AT&T Murray Hill Building, Room: 6B-101 (near the MAIN ENTRANCE)
Note: Visitors not from the MH building should use the MAIN ENTRANCE, and call Rebecca Wright, phone number 5484, to let them in. Since entering the MH building takes time, visitors are requested to arrive no latter than 1:45pm.
AT&T Host: Rebecca Wright


2:00 p.m
Friday, March 28, 1997

Consider a situation in which the transmission of encrypted messages is intercepted by an adversary who can later ask the sender to reveal the random choices (and also the shared key, if one exists) used in generating the ciphertext, thereby revealing the cleartext. An encryption scheme is {\sf deniable} if the sender can generate `fake random choices' that will make the ciphertext `look like' an encryption of a different cleartext, thus keeping the real cleartext private. Analogous requirements can be formulated with respect to attacking the receiver and with respect to attacking both parties.

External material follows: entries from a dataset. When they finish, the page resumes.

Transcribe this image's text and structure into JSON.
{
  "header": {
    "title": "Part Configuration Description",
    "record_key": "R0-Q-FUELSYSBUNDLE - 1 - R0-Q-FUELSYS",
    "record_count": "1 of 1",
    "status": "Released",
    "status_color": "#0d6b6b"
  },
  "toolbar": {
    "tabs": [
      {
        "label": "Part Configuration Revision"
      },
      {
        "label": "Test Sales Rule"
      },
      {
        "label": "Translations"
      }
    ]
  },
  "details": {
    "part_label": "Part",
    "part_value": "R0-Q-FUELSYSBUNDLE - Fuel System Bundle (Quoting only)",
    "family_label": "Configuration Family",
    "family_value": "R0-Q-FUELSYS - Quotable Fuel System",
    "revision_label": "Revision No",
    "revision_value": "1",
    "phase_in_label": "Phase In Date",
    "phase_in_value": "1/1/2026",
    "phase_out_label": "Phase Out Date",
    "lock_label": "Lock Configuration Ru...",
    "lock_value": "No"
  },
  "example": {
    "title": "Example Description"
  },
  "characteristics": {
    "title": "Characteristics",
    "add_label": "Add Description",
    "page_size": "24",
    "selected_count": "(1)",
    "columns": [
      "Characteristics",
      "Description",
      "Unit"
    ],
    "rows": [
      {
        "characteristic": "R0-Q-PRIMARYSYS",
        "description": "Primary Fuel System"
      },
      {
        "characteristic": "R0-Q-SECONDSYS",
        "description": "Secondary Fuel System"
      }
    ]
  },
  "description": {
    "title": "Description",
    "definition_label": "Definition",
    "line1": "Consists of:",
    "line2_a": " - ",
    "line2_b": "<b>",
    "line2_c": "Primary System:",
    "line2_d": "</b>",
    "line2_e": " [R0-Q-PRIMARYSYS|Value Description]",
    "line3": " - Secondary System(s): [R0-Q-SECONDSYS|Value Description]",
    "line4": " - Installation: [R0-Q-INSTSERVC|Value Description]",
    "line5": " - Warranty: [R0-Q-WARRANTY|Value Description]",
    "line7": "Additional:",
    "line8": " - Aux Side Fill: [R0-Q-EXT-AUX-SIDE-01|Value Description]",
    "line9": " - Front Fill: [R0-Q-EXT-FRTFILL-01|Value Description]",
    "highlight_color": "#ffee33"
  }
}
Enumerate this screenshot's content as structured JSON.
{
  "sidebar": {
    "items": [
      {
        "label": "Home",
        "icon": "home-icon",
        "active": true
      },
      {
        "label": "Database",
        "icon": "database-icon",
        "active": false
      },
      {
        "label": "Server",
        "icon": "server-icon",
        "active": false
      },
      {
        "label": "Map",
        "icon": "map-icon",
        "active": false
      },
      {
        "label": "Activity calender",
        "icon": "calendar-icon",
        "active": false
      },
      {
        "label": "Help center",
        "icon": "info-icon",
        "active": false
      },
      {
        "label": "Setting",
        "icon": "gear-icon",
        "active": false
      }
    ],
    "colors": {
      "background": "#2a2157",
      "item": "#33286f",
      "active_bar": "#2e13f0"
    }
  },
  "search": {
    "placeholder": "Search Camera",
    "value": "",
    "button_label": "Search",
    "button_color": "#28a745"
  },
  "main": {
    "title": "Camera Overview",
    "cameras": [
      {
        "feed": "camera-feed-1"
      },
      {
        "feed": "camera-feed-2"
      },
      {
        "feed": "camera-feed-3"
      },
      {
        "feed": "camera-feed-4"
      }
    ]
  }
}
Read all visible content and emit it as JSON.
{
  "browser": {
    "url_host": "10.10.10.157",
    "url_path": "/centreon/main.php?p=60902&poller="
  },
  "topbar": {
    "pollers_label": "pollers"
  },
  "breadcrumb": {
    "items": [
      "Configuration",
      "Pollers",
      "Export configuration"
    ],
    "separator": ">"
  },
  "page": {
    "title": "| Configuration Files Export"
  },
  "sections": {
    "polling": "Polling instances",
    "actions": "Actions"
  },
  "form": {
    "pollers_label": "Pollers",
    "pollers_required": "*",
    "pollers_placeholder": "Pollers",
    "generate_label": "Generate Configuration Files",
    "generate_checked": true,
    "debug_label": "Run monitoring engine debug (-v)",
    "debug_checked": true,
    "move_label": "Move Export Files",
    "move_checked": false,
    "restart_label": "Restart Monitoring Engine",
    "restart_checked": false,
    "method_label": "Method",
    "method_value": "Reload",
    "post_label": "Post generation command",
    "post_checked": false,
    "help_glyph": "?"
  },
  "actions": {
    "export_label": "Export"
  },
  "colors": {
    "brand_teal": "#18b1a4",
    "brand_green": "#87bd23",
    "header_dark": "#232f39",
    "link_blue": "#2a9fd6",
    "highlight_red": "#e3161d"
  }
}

In addition to being interesting by itself, deniable encryption has several applications. It can be incorporated in current protocols for incoercible (``receipt-free'') voting, in a way that eliminates the need for physically secure communication channels. It also underlies recent protocols for general incoercible multiparty computation (with no physical security assumptions). Deniable encryption also provides a simplified and elegant construction of an {\em adaptively secure} multiparty protocol.

In this paper we introduce and define deniable encryption. We also propose constructions of deniable encryption schemes. Our constructions, while demonstrating that deniability is obtainable in principle, achieve only a limited level of deniability. Whether they can be improved is an interesting open problem.

Joint work with Cynthia Dwork, Moni Naor and Rafi Ostrovsky.